Country (Nationality)

India

Grantee Title

Project: Comparison of nutrition transition in regions at different levels of urbanization in Maharashtra (India) and Johannesburg (South Africa)

Grantee Description

Home Institution: Savitribai Phule Pune University (SPPU), Maharashtra, India

Host institution in Africa: University of Johannesburg, South Africa

 

Angeline specializes in Public Health Nutrition. She currently serves as an Assistant Professor at School of Health Sciences, SPPU, where she has been since 2000. She coordinates post graduate courses in public health nutrition for health sciences and master's in public health (MPH) students. She is trained in applied epidemiology at Emory University, by Centers for Disease Control and Prevention (CDC), Atlanta, USA. Her research interests include maternal and child health, leading to studies in iron and vitamin D deficiencies among women of reproductive age. In the tribal regions of Palghar, Maharashtra, with DBT funding, she performed a randomised community trial to assess the effect of Water Sanitation and Hygiene (WaSH) interventions to prevent diarrhoea and undernutrition among children.

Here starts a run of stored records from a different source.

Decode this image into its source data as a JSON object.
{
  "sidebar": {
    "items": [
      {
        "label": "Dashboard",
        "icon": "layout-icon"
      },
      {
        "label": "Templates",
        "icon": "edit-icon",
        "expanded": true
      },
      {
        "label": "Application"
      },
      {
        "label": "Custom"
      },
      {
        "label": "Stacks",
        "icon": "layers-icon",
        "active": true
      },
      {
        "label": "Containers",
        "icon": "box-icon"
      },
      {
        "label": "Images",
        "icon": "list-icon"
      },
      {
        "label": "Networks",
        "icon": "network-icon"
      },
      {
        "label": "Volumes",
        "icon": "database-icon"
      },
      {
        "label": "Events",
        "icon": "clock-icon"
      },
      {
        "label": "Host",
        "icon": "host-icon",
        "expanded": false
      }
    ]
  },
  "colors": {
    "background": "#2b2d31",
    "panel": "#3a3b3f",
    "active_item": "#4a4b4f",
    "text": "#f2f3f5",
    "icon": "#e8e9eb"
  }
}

Project: Comparison of nutrition transition in regions at different levels of urbanization in Maharashtra (India) and Johannesburg (South Africa): Africa and India share common public health issues such as undernutrition among children, poverty, widespread infections, rapid urbanization and increasing non-communicable diseases. In India, economic growth has contributed to meagre reduction in poverty, widening the gap between economic classes. Similar is the inequality in Africa which has not changed in the past two decades. With the AIMF grant, Angeline will study dietary patterns and double burden of malnutrition in both countries at different levels of urbanization along with Dr. Hema Kesa, Director of Food Evolution Research Laboratory, University of Johannesburg, South Africa. Dr Kesa studies transition from indigenous foods.